Presa a um sonho
- O repouso -
Lillian vivia trabalhando, sem tempo para ela e, às vezes sem mesmo para o marido. Os planos deles era de ter um bebê, mas ela tinha medo de ficar sem tempo para cuidar da casa, do marido, do bebê, do trabalho...
A mulher tinha vindo de uma família rígida. A mãe trabalhava em casa e o pai era militar. Ela tinha três irmãos mais velhos, era a caçula da casa. Depois que fez dez anos, mudou-se para a cidade de Haffy, e lá permaneceu. Quando conheceu o marido, casaram-se na cidade e permaneceram por alguns meses. Hoje ela mora em Jolib, mais ou menos quinhentos quilômetros de Haffy.

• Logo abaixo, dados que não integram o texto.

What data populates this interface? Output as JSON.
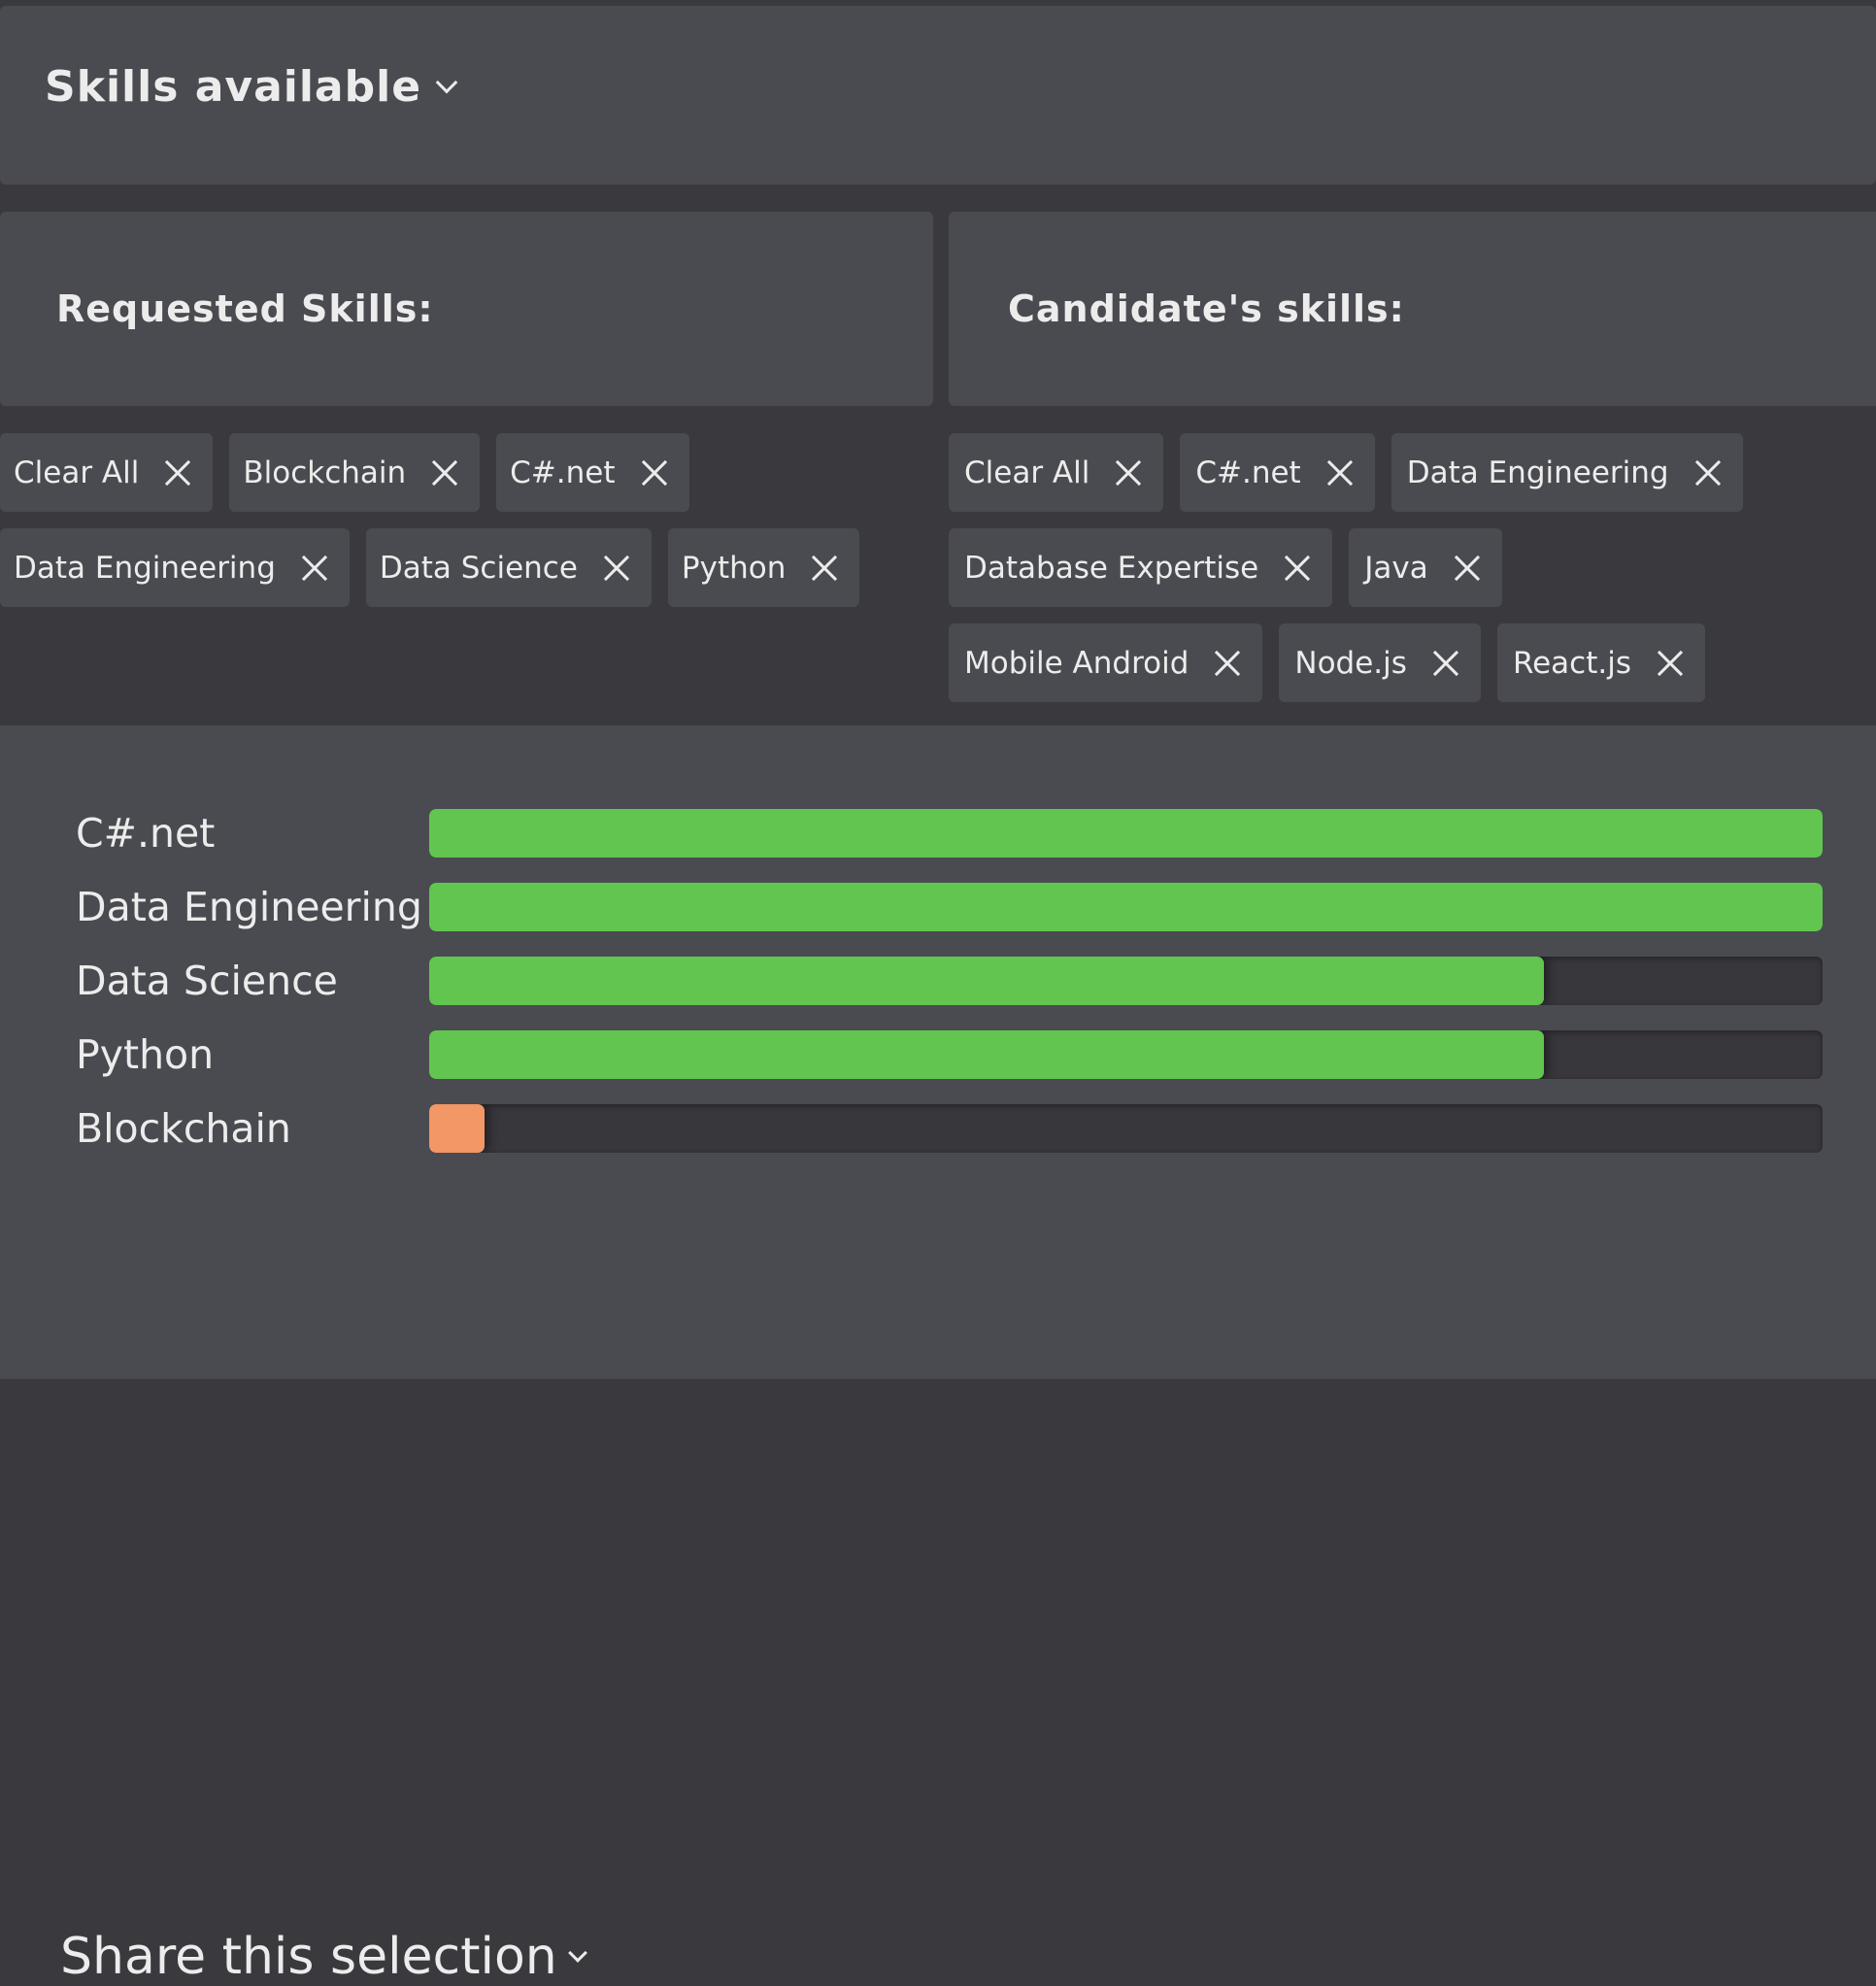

Depois de um dia inteiro de trabalho, o casal repousava. Era uma noite de lua nova. O céu estava estrelado. A mulher dormia ao lado de seu marido depois do ato de amor.
- A família -
Foi numa tarde como outra qualquer que recebi a notícia de papai: iríamos mudar de cidade. O motivo era simples, sem muitas palavras ele explicou, "fui transferido".
Papai não era muito de conversar com a família. Quando tinha seus cinco, foi mandado para colégio interno. Saiu na adolescência e não teve muito o que escolher, foi encaminhado para um colégio militar que, de lá já seguiria carreira. Formou-se então e começou a ter próprias responsabilidades e a responder por si, completava dezoito. Era um homem muito sério, de coração endurecido, mas tinha boa conversa e era bonito, muito bonito. Com todo charme que um militar não tinha, conseguiu conquistar mamãe. Mirando o olhar azul para uma linda moça alva e curvosa, com um sorriso escondido, chamou-a para dançar. No baile da cidade que eles se conheceram. Não sei em detalhes toda aquela história, mas foi mais ou menos assim. Bem, depois de três anos de namoro, papai pediu mamãe em casamento. Falam que foi uma linda cerimônia, cheia de primores e, entrada triunfal de mamãe cercada por um túnel de espadas. Depois de um ano veio Petriun, que permaneceu filho único por dois anos. Em seguida, vieram os gêmeos Gabux e Jelin. E por último (pelo menos até hoje), depois de dez meses, veio eu, a única menina da casa, Kuguia.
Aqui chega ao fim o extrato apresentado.